Tanjungbalai,Sumut-Imigrasi TBA Kelas II TPI Tanjung Balai Gelar konfrensi Press tetap Proses Dugaan Penyeludupan PMI Non Prosedural, di Ruang multifungsi Kantor imigrasi Kelas II TPI, jln. Jendral sudirman,km.4, Kel.Sijambi, Kec. Datuk Bandar, Kota Tanjungbalai, senin pukul 13:00Wib, (20/4/2026).

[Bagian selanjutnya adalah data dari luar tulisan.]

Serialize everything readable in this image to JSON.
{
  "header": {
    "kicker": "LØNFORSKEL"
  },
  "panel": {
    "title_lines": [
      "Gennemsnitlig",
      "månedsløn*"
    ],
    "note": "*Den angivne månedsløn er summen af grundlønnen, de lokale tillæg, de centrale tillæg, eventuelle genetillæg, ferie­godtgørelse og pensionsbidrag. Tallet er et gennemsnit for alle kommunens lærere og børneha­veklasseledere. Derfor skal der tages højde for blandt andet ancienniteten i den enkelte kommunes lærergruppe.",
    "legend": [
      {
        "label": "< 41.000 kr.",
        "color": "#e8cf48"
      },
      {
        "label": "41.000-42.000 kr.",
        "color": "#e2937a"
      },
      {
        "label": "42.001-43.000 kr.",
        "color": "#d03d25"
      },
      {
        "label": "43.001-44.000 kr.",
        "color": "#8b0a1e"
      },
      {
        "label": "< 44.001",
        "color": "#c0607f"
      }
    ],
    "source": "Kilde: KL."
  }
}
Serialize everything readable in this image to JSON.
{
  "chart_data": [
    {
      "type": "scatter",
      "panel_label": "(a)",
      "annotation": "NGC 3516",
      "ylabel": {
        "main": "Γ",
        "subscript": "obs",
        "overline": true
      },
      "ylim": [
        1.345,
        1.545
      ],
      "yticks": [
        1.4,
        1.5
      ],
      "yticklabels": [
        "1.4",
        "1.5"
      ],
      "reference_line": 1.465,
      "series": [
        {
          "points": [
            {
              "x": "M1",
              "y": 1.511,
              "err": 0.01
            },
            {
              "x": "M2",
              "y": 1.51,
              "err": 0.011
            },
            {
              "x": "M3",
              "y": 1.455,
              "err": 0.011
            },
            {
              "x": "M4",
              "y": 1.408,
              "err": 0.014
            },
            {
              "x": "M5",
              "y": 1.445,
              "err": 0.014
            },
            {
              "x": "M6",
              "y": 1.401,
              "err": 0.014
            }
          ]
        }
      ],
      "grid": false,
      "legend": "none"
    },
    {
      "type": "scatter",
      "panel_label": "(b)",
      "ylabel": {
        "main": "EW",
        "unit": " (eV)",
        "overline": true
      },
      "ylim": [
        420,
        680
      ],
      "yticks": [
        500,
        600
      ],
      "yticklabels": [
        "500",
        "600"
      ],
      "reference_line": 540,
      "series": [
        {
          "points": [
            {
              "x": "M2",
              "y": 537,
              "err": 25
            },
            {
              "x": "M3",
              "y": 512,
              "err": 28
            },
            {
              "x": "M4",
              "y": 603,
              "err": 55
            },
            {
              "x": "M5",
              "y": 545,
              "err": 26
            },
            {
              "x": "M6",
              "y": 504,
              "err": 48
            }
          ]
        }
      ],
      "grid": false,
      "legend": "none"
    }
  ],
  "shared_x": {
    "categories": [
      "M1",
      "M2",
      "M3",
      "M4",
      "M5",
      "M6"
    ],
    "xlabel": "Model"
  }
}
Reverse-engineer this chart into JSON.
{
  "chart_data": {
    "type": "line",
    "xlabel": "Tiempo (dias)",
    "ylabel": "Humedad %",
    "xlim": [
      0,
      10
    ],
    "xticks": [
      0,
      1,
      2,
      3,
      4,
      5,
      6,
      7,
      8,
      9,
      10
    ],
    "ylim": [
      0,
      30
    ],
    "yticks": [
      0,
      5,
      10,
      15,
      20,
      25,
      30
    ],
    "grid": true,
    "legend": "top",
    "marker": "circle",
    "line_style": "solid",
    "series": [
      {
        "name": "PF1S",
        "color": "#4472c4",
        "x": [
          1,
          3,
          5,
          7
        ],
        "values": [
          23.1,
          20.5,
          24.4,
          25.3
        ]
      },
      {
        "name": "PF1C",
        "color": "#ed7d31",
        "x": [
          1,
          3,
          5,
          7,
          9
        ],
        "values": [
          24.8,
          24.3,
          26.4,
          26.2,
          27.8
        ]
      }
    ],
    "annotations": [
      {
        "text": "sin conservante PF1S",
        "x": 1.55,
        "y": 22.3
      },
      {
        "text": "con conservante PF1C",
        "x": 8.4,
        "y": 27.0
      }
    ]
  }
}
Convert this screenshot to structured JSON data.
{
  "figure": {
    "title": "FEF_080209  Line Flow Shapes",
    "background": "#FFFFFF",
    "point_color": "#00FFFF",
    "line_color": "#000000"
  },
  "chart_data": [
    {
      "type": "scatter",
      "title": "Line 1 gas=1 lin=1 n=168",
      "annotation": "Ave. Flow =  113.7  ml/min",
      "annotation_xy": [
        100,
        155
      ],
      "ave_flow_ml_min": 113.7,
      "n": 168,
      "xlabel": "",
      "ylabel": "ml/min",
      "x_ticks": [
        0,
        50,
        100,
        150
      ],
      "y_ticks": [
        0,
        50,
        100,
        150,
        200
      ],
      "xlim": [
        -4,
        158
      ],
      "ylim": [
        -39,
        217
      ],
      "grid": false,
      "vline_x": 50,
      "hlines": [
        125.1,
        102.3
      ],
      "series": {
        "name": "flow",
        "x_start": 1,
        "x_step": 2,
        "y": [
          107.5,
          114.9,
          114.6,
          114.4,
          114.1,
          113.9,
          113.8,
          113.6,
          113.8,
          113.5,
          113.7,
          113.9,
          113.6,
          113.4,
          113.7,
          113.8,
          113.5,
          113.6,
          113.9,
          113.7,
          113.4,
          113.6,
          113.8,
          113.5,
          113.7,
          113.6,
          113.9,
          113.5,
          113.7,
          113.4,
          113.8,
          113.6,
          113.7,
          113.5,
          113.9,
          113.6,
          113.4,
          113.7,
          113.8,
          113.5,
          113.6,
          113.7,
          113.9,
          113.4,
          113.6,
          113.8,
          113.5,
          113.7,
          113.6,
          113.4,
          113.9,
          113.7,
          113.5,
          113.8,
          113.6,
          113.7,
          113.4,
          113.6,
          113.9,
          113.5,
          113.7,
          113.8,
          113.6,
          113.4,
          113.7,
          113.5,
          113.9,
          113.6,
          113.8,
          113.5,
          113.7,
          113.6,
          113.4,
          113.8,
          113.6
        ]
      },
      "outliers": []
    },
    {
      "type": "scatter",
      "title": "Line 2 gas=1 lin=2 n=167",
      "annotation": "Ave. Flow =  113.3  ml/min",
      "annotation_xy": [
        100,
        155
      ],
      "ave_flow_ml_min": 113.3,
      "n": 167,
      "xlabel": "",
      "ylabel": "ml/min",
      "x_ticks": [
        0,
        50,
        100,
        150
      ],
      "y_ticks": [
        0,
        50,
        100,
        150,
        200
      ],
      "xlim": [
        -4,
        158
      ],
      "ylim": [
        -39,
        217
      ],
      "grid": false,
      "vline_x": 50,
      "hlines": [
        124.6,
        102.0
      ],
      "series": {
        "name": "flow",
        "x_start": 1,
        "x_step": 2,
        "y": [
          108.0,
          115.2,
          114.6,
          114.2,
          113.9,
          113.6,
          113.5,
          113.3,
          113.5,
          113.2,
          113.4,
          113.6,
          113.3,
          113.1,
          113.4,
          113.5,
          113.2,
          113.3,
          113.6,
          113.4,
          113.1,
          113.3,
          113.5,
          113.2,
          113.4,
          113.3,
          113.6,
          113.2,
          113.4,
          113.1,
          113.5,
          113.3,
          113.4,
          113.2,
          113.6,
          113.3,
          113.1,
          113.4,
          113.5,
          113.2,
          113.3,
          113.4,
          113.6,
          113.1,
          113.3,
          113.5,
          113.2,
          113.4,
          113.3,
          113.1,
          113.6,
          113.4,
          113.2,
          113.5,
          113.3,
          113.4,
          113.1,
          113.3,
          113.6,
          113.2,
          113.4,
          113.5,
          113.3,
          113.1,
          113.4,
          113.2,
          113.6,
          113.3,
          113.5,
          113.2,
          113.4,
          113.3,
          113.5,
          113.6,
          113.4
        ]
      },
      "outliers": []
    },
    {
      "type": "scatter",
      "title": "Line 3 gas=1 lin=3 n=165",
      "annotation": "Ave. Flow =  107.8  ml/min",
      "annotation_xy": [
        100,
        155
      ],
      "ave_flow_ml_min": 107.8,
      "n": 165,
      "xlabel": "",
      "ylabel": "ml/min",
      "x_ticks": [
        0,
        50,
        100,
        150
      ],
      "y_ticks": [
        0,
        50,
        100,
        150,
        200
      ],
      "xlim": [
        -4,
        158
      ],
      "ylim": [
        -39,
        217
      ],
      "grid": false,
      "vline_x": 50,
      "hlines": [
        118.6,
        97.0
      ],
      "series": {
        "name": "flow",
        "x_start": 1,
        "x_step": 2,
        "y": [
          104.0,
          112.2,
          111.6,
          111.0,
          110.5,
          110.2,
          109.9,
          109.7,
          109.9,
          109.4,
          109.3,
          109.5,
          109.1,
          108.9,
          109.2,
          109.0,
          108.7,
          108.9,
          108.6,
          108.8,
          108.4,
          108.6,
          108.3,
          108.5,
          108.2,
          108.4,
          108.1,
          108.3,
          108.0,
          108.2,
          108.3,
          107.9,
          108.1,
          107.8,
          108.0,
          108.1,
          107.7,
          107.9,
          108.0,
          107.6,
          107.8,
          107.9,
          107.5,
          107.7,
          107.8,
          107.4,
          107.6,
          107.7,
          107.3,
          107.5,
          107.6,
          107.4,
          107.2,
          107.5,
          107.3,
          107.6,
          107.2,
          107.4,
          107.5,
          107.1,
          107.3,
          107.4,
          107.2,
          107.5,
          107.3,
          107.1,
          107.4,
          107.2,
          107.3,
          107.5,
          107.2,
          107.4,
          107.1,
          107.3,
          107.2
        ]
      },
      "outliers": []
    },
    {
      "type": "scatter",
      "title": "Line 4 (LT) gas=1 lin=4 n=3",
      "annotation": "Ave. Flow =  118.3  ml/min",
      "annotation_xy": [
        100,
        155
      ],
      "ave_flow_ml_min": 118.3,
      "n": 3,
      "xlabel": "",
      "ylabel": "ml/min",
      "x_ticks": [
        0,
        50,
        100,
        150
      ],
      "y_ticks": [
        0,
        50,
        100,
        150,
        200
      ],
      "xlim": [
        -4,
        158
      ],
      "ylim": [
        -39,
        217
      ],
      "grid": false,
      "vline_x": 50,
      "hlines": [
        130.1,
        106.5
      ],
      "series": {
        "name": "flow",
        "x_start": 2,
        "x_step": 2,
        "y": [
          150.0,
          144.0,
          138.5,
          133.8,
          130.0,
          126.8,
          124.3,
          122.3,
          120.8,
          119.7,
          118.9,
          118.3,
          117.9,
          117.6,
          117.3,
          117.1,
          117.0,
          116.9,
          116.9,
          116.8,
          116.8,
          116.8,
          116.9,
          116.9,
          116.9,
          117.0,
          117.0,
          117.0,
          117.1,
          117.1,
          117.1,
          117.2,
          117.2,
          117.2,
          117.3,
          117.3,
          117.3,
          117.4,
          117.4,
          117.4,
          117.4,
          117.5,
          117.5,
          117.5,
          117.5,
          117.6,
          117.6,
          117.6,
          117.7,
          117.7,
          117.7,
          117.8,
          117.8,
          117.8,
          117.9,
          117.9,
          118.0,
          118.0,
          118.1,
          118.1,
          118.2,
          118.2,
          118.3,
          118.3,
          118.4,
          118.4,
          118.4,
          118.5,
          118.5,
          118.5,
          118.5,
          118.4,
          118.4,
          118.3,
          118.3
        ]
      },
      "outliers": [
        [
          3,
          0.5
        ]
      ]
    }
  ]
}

Petugas Imigrasi TBA menyatakan tetap melakukan proses terhadap kasus penyelundupan Pekerja Migran Indonesia (PMI) non prosedural yang dilimpahkan TNI AL Pangkalan Tanjungbalai Asahan, Hal itu diungkapkan Kasubsi Intelijen Kantor Imigrasi Kelas II Tanjungbalai, Susbian Dera, didampingi Kasubsi Penindakan, William Frans Sihite, dan Pasop Lanal TBA, Kapten Laut (P) Kuswanto dalam jumpa pers dengan sejumlah Wartawan.
Dera menjelaskan, pihak Lanal TBA telah milimpahkan kasus penangkapan Kapal Motor (KM) tanpa nama dengan nahkoda berinisial S (36) bersama dua ABK yang mengangkut 6 (enam) orang PMI non prosedural yang pulang dari Malaysia.
"Terhadap nakhoda dan dua ABK sedang dilakukan penyelidikan atas adanya dugaan TPPO. Tujuan pres realise ini untuk membuka secara terang benderang penanganan kasus, agar tidak menjadi opini liar dikalangan masyarakat," katanya.
Kasubsi Penindakan William Frans Sihite, menjelaskan bahwa dalam proses penyelidikan terhadap Nakhoda dan dua orang ABK tidak ditahan. Kecuali setelah penyidikan dan terbukti adanya TPPO baru bisa ditahan.
"Saat ini masih tahap penyelidikan. Jika sudah naik ke penyidikan dan ditemukan adanya TPPO tidak menutup kemungkinan dilakukan penahanan. Kami (Imigrasi) akan menindak tegas," kata William.
Ia menambahkan, setelah Imigrasi TBA berkoordinasi dengan P2MI, terhadap 6 orang PMI non prosedural dipulangkan kepada keluarga masing-masing, dan jika dibutuhkan akan dipanggil sebagai saksi.
"William juga membenarkan saat operasi penindakan yang dilakukan Lanal TBA personel Imigrasi TBA turut serta dalam tim gabungan".
Para terduga pelaku penyeludupan PMI Non prosedural juga dihadirkan dalam konfrensi press.
Pasop Lanal TBA, Kapten Laut (P) Kuswanto yang hadir dalam pres realise tersebut menyatakan bahwa KM tanpa nama sarana angkut para PMI non prosedural itu sudah diamankan di dermaga Panton Asahan sebagai barang bukti, terangya.